Пока в дверь ломились невидимые ею ранее призраки, Квон Лин всё надеялась, что Хён Сок им откроет. Она ждала и молилась. Но он не открыл. Хён Сок собственными руками отнял у неё возможность на изменения. Может, он думал, что так для неё будет лучше. Ведь куда проще вести себя по-старому, чем избавляться от привычного образа смиренной девочки в пользу ещё неясного будущего. Но взрослый Хён Сок был ей не знаком. Вместо того, чтобы приказать Лин себя уважать, он сам стал для неё уважаемым. За последние шесть лет старший брат не сказал ей ни единого чёрного слова. Совесть проснулась в нём, но до того поздно, что Лин так и не смогла смириться с её присутствием.

Это было нечестно. Хён Сок не должен был ставиться похожим на Бао больше, чем то могла сделать Лин. Это всегда была её роль. И вот теперь к лику матери, что она сама всё пыталась повторить на своём лице, ей пришлось приписать себе отцовские черты. Ведь кто-то в их семье должен был хранить о них память. На кого-то же Лин должна была ровняться.

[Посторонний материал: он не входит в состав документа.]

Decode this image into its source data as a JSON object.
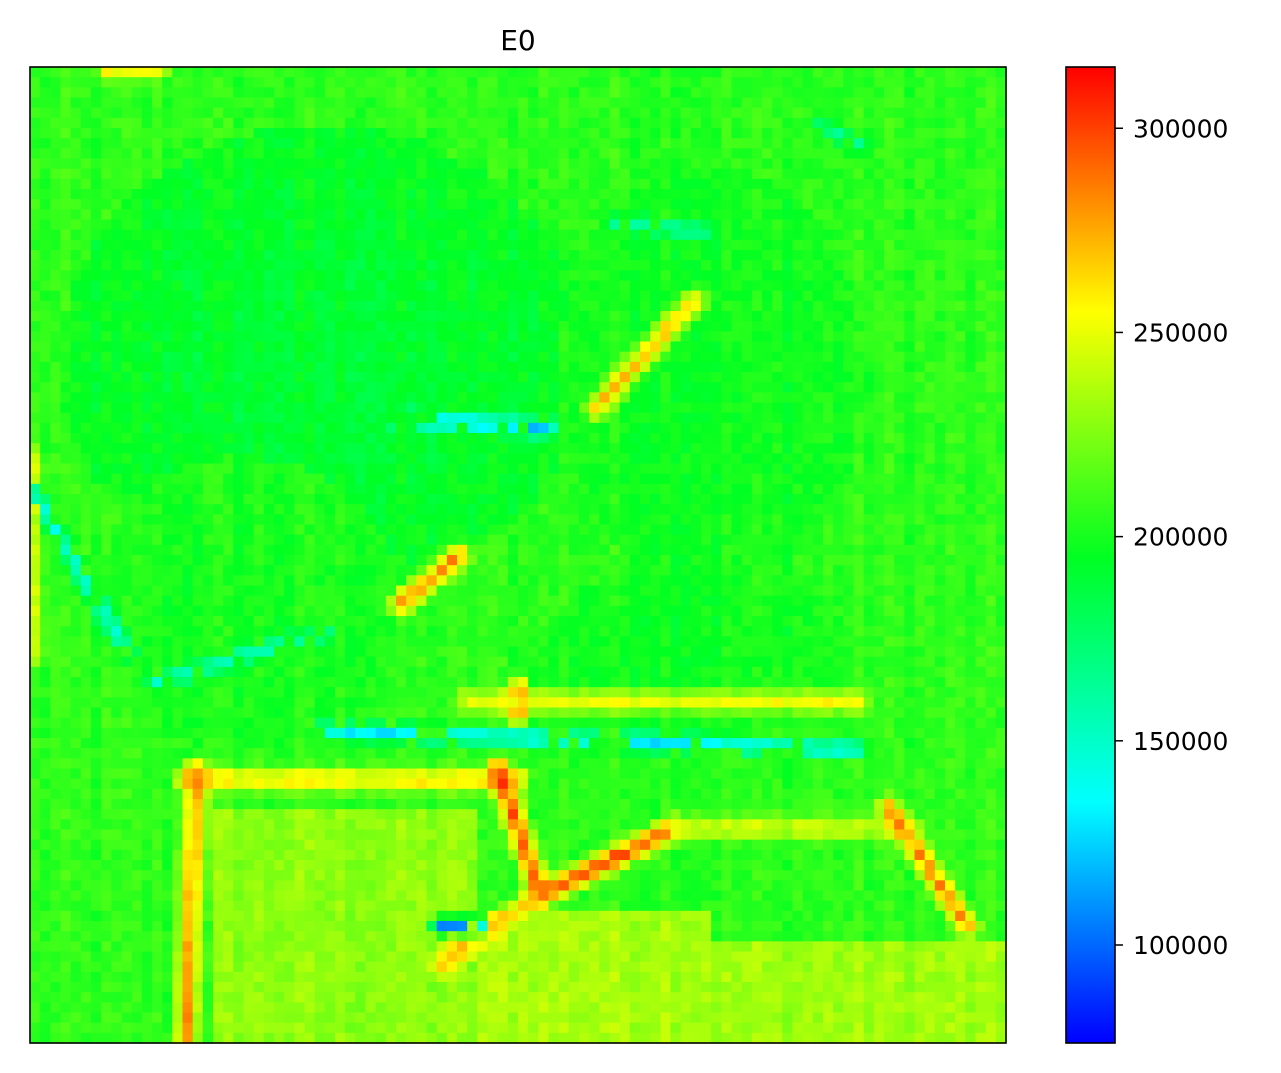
{
  "chart_data": {
    "type": "heatmap",
    "title": "E0",
    "xlabel": "",
    "ylabel": "",
    "show_axis_ticks": false,
    "grid": false,
    "colormap": "hsv-like (blue → cyan → green → yellow → red)",
    "colorbar": {
      "placement": "right",
      "range": [
        76000,
        315000
      ],
      "ticks": [
        100000,
        150000,
        200000,
        250000,
        300000
      ],
      "tick_labels": [
        "100000",
        "150000",
        "200000",
        "250000",
        "300000"
      ],
      "stops": [
        {
          "value": 76000,
          "color": "#0000ff"
        },
        {
          "value": 135000,
          "color": "#00ffff"
        },
        {
          "value": 195000,
          "color": "#00ff22"
        },
        {
          "value": 255000,
          "color": "#ffff00"
        },
        {
          "value": 315000,
          "color": "#ff0000"
        }
      ]
    },
    "grid_size": {
      "rows": 96,
      "cols": 96
    },
    "field_description": {
      "background": 205000,
      "regions": [
        {
          "kind": "ellipse",
          "cx": 0.3,
          "cy": 0.3,
          "rx": 0.27,
          "ry": 0.24,
          "value": 190000
        },
        {
          "kind": "ellipse",
          "cx": 0.22,
          "cy": 0.55,
          "rx": 0.16,
          "ry": 0.15,
          "value": 200000
        },
        {
          "kind": "ellipse",
          "cx": 0.7,
          "cy": 0.32,
          "rx": 0.16,
          "ry": 0.22,
          "value": 198000
        },
        {
          "kind": "ellipse",
          "cx": 0.68,
          "cy": 0.6,
          "rx": 0.16,
          "ry": 0.09,
          "value": 198000
        },
        {
          "kind": "rect",
          "x0": 0.19,
          "y0": 0.76,
          "x1": 0.46,
          "y1": 1.0,
          "value": 228000
        },
        {
          "kind": "rect",
          "x0": 0.46,
          "y0": 0.86,
          "x1": 0.7,
          "y1": 1.0,
          "value": 235000
        },
        {
          "kind": "rect",
          "x0": 0.7,
          "y0": 0.9,
          "x1": 1.0,
          "y1": 1.0,
          "value": 232000
        }
      ],
      "ridges": [
        {
          "from": [
            0.16,
            0.73
          ],
          "to": [
            0.5,
            0.73
          ],
          "value": 270000
        },
        {
          "from": [
            0.17,
            0.72
          ],
          "to": [
            0.16,
            1.0
          ],
          "value": 285000
        },
        {
          "from": [
            0.48,
            0.72
          ],
          "to": [
            0.52,
            0.84
          ],
          "value": 300000
        },
        {
          "from": [
            0.52,
            0.85
          ],
          "to": [
            0.66,
            0.78
          ],
          "value": 305000
        },
        {
          "from": [
            0.66,
            0.78
          ],
          "to": [
            0.9,
            0.78
          ],
          "value": 250000
        },
        {
          "from": [
            0.88,
            0.76
          ],
          "to": [
            0.96,
            0.88
          ],
          "value": 285000
        },
        {
          "from": [
            0.5,
            0.64
          ],
          "to": [
            0.5,
            0.66
          ],
          "value": 310000
        },
        {
          "from": [
            0.45,
            0.65
          ],
          "to": [
            0.85,
            0.65
          ],
          "value": 255000
        },
        {
          "from": [
            0.58,
            0.35
          ],
          "to": [
            0.68,
            0.24
          ],
          "value": 275000
        },
        {
          "from": [
            0.38,
            0.55
          ],
          "to": [
            0.44,
            0.5
          ],
          "value": 285000
        },
        {
          "from": [
            0.42,
            0.92
          ],
          "to": [
            0.52,
            0.85
          ],
          "value": 270000
        },
        {
          "from": [
            0.0,
            0.4
          ],
          "to": [
            0.0,
            0.6
          ],
          "value": 255000
        },
        {
          "from": [
            0.08,
            0.0
          ],
          "to": [
            0.13,
            0.0
          ],
          "value": 270000
        }
      ],
      "troughs": [
        {
          "from": [
            0.0,
            0.43
          ],
          "to": [
            0.1,
            0.6
          ],
          "value": 140000
        },
        {
          "from": [
            0.13,
            0.63
          ],
          "to": [
            0.3,
            0.58
          ],
          "value": 150000
        },
        {
          "from": [
            0.37,
            0.36
          ],
          "to": [
            0.53,
            0.37
          ],
          "value": 120000
        },
        {
          "from": [
            0.3,
            0.68
          ],
          "to": [
            0.85,
            0.7
          ],
          "value": 130000
        },
        {
          "from": [
            0.6,
            0.16
          ],
          "to": [
            0.7,
            0.17
          ],
          "value": 160000
        },
        {
          "from": [
            0.42,
            0.88
          ],
          "to": [
            0.46,
            0.88
          ],
          "value": 100000
        },
        {
          "from": [
            0.81,
            0.06
          ],
          "to": [
            0.85,
            0.08
          ],
          "value": 160000
        }
      ],
      "noise_amplitude": 12000
    }
  }
}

Когда Хён Сок слёг в больницу, он сам стал каждым из своих двух родителей. Тогда, упав на колени пред его кроватью, Лин едва не лишилась чувств, признав в нём отчаянного Му Хёна и жертвенную маму. Простыни лежали на его теле точно так же, как когда-то накрывали собой Бао в её последние дни. Хён Сок вдруг решил забрать у Лин обе половины, но она бы не вынесла существования без их опоры. Брат отнял у неё равновесие и оставил без всего, что было ей знакомо. Приняв наружность родителей, они оба так и не поняли, кем были сами.

Она одна. Маленькая и ничтожная Квон Лин с болью в сердце и в висках. Хён Сок снова уехал, так и не дав ей принять новое к нему отношение. Лин была готова злиться, биться в истерике, лишь бы он понял, как ей невыносимо понимать то, что стороне матери он предпочёл идти по стопам Му Хёна, но что в том толку, если Хён Сок сам отказывался это увидеть. Подполковник Квон сбежал из дома, словно крыса с тонущего корабля, вновь отняв у Лин возможность быть к нему неравнодушной.

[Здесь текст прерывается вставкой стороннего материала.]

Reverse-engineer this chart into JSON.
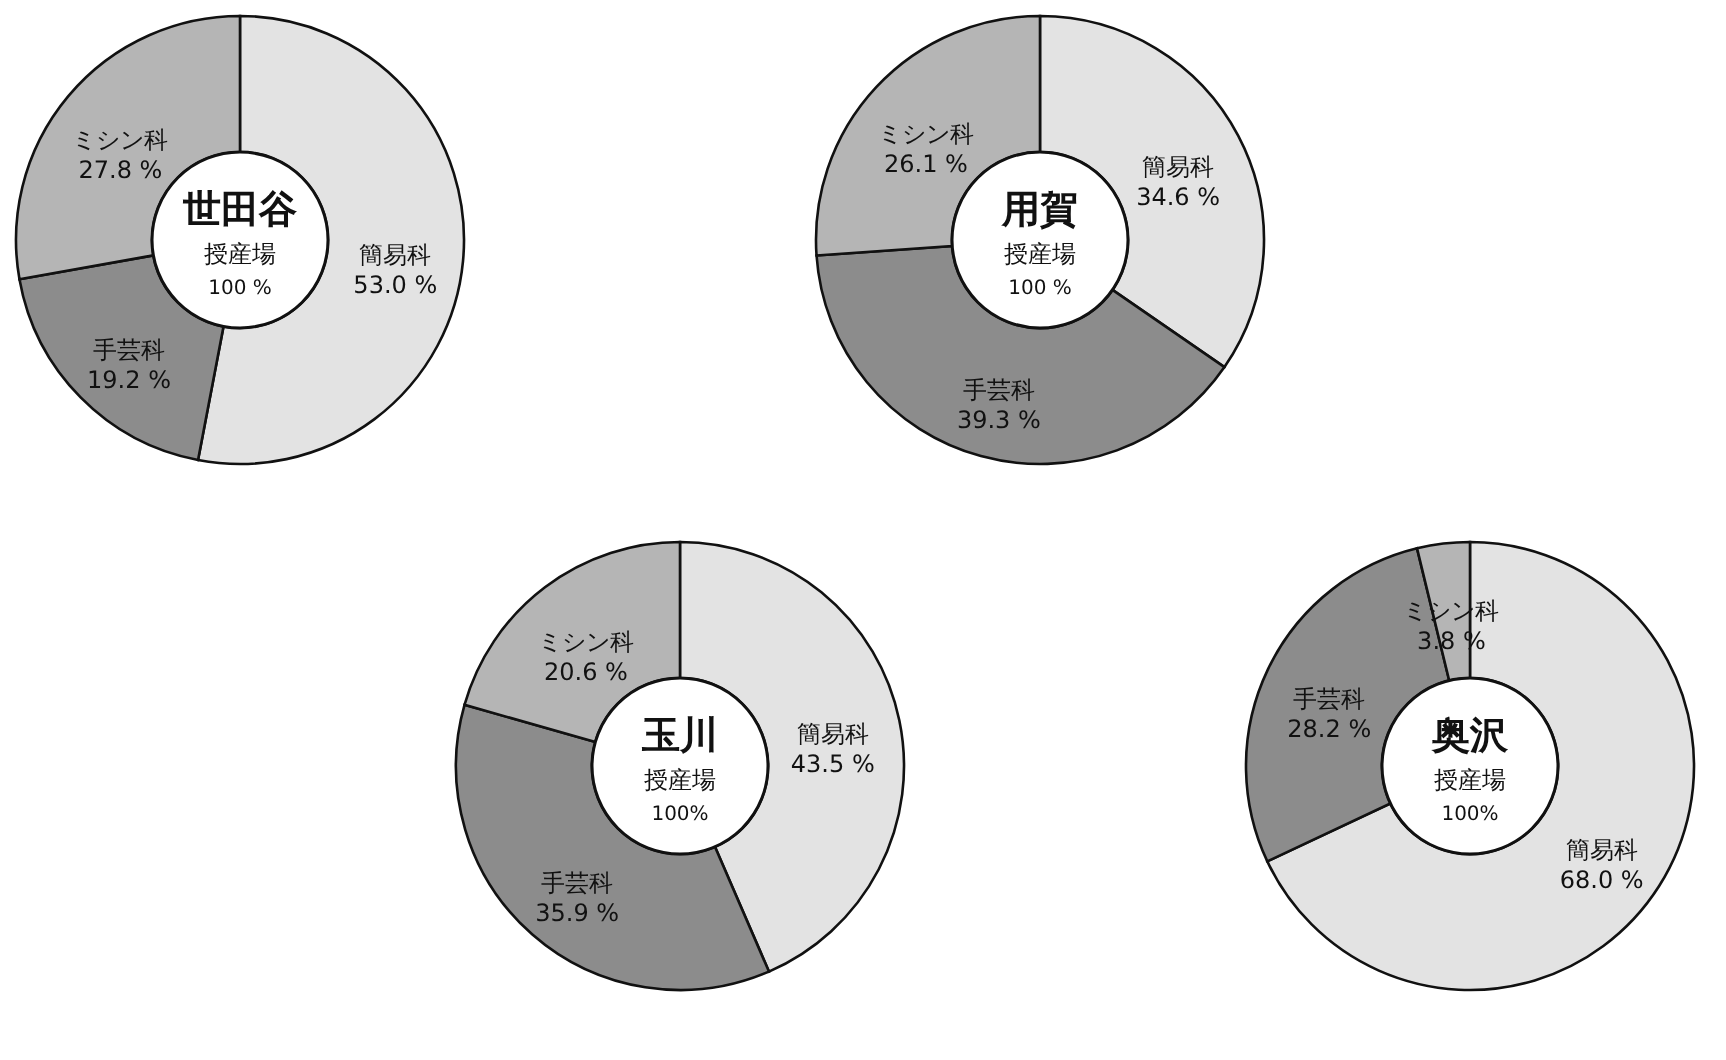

Короткое платье и белые чулки до колен. Квон Лин была не намерена продолжать думать о прошлом и минуту своего Рождества. Праздники она любила, но обстоятельства не позволяли ей придавать им большого значения. Хён Сок никогда не был с ней точно так же, как и отец во времена их детства, когда отлучался на работу лишь с редкими перерывами на семью. Но она была другой. Конечно, она всегда видела в себе мамину переносицу и те же уголки глаз, но тушь для ресниц и очки отлично это скрывали. У неё всегда была папина походка, его длинные пальцы и другие подробности, которые она не хотела замечать. Но всё оно было и не видно теперь, когда она умелой рукой прикрыла бёдра плащом, а стопы вынудила принять форму туфель. Ей ещё было куда пойти, и Лин собиралась сбежать туда без промедлений.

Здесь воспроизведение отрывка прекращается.